Book Review
The Big Book of Victorian Mysteries
reviewed by Linda Baker
The Big Book of Victorian Mysteries is a comprehensive reference to the detective short stories published during the Victorian and Edwardian Eras.
While some of these stories were published earlier, the massive success of Sir Arthur Conan Doyle’s Sherlock Holmes’ adventures kicked off a bumper crop of authors trying to match his success. In the Big Book, we see such literary luminaries as Charles Dickens, WilkieCollins, Thomas Hardy, Oscar Wilde, and Guy de Maupassant trying their hands at the detective short story, to greater or lesser success. Most of the other authors were not so familiar, at least to me. Many are unknown to today’s reader.
Otto Penzler has written a brief introduction to each story with helpful background on the story and author. I was delighted to find the first mystery stories featuring the female detective, much different from today’s market! It’s impossible to pinpoint a favorite story in such a massive collection, but these display the panoply of British society from high to low and a considerable degree of inventiveness.
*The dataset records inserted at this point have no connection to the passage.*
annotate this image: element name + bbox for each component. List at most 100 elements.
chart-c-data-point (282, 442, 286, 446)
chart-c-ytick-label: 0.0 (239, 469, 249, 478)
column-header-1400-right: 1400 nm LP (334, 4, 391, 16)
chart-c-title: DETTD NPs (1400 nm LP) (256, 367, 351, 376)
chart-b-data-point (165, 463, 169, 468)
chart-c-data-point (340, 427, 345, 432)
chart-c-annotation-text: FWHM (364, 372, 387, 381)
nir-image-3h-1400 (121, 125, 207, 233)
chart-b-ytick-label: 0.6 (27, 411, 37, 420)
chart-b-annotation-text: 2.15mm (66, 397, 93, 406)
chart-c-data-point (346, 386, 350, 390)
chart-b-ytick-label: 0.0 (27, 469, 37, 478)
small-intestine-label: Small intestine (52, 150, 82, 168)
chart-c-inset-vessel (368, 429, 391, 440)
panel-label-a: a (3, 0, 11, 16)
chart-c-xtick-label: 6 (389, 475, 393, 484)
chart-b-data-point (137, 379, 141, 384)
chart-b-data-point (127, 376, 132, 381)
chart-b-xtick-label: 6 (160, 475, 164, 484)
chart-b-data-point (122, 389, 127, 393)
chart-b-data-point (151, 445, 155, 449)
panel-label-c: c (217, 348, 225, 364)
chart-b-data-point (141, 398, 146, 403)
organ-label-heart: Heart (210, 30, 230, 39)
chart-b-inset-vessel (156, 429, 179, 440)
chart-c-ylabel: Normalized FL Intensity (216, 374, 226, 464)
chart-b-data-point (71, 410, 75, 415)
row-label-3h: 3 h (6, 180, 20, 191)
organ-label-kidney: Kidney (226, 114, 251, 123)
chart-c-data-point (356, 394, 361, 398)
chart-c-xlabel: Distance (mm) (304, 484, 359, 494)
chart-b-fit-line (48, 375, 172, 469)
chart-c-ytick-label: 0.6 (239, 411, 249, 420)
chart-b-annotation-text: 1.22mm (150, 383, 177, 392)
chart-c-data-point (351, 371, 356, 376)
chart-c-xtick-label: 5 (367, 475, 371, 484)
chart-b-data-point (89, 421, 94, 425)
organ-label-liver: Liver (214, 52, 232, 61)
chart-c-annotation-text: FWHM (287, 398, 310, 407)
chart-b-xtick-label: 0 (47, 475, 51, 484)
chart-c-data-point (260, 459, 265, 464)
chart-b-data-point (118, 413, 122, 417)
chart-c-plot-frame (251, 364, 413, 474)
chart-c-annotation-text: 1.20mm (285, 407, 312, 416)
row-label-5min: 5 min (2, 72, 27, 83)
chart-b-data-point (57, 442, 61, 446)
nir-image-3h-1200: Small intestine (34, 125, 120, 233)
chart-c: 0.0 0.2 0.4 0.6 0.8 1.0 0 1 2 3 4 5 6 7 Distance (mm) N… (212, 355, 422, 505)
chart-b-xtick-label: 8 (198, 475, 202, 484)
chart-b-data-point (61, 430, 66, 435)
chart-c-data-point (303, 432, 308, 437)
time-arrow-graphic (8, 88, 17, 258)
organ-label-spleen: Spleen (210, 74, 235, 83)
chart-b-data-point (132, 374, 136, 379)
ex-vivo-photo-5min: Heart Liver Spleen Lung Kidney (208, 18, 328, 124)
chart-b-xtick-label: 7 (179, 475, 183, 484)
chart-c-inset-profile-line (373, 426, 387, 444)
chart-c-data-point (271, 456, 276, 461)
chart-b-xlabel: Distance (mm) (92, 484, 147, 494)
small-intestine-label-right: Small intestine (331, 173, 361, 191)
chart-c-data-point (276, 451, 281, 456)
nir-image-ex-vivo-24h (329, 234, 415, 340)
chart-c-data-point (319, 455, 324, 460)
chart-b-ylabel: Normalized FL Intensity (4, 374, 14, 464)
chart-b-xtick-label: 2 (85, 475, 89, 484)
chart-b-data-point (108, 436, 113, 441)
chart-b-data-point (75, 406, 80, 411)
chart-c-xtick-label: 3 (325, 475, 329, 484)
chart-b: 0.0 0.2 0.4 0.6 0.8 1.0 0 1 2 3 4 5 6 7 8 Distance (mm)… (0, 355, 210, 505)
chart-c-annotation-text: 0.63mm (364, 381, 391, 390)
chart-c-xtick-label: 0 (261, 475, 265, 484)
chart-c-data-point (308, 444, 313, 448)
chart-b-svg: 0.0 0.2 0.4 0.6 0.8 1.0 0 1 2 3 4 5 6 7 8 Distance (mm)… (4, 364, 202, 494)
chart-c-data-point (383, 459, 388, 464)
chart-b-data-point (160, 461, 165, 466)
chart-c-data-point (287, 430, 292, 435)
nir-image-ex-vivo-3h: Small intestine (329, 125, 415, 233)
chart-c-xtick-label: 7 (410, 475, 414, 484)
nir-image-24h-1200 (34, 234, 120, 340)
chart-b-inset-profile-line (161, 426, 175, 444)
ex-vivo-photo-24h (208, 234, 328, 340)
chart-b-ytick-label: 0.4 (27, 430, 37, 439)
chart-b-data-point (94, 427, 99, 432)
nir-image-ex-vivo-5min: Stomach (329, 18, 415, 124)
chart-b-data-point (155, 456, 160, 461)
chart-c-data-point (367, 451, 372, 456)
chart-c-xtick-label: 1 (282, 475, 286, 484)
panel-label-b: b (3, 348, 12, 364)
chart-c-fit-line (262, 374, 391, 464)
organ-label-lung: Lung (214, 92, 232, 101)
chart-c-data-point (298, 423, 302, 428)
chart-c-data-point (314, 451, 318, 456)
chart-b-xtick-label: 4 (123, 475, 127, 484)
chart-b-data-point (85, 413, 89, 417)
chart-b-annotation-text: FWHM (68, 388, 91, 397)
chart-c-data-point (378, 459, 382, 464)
It struck me that the authors and the British reading public must have had a fascination with all things “exotic,” from fine jewels (usually from foreign lands) and unusual detectives with unusual methods. One even used an Indian snake-charmer to aid him in his investigations. I expect this fascination can be attributed to the immense expansion of the British Empire in the era.
The Big Book of Victorian Mysteries is an invaluable addition to the shelf of the scholar, collector, and readers of detective stories. I highly recommend it as a “bedtime” book as well.